Nous croyons souvenir qu’en 2012, le candidat Jean-Luc Mélenchon avait déclaré : « à la fin, ça se finira entre eux et nous ». Le capitalisme néolibéral ne cédera plus rien, car des taux de retour sur investissement à 15 % ne tolèrent aucun contre-pouvoir. Il est même capable de rogner, voire détruire, les libertés publiques et les règles démocratiques. C’est à ce grignotage auquel on assiste depuis plus de dix ans.
L’heure est donc à un choix tragique : démocratie ou McKinsey ?

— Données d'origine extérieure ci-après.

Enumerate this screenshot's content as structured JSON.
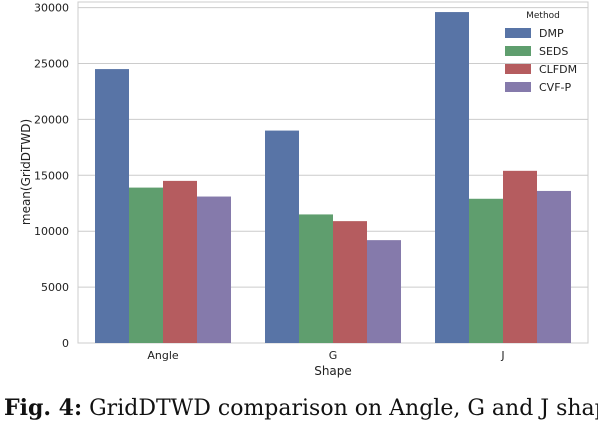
{
  "chart_data": {
    "type": "bar",
    "categories": [
      "Angle",
      "G",
      "J"
    ],
    "series": [
      {
        "name": "DMP",
        "values": [
          24500,
          19000,
          29600
        ]
      },
      {
        "name": "SEDS",
        "values": [
          13900,
          11500,
          12900
        ]
      },
      {
        "name": "CLFDM",
        "values": [
          14500,
          10900,
          15400
        ]
      },
      {
        "name": "CVF-P",
        "values": [
          13100,
          9200,
          13600
        ]
      }
    ],
    "xlabel": "Shape",
    "ylabel": "mean(GridDTWD)",
    "ylim": [
      0,
      30500
    ],
    "yticks": [
      0,
      5000,
      10000,
      15000,
      20000,
      25000,
      30000
    ],
    "legend": {
      "title": "Method",
      "placement": "top-right"
    },
    "grid": "horizontal",
    "colors": [
      "#5874a6",
      "#5f9e6e",
      "#b55c5f",
      "#857aab"
    ]
  },
  "caption": {
    "label": "Fig. 4:",
    "text": "GridDTWD comparison on Angle, G and J shapes"
  }
}
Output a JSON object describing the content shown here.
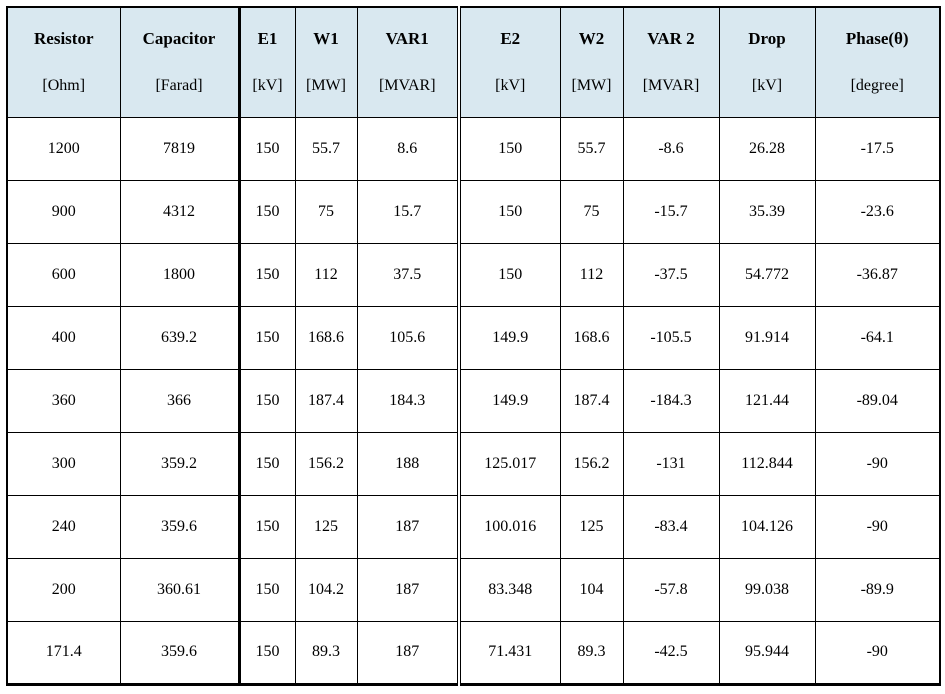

Les quinze jours qui arrivent vont, par conformisme, nous intim(id)er à voter pour M. McKinsey. Nous avons conscience et ne minimisons pas le danger de l’extrême droite. Cependant, il est très malhonnête d’en faire porter la responsabilité aux électeurs qui voteraient blanc, nul ou s’abstiendraient quand tout le cadre institutionnel et médiatique concourt à cette impasse. Il est encore plus malhonnête intellectuellement et politiquement d’accuser ces derniers d’avoir permis d’élire le Ramassis National alors qu’ils n’ont glissé aucun bulletin de ce parti fasciste dans l’urne. Parce que toutes les élections présidentielles seront à nouveau rythmées par ce vil chantage, nous refusons cette alternative infernale. Pour nous, ce sera la démocratie, et le refus résolu du chantage électoral. Résolument. Lucidement. Responsablement. Nous nous abstenons de participer à cette mascarade électorale sans fin.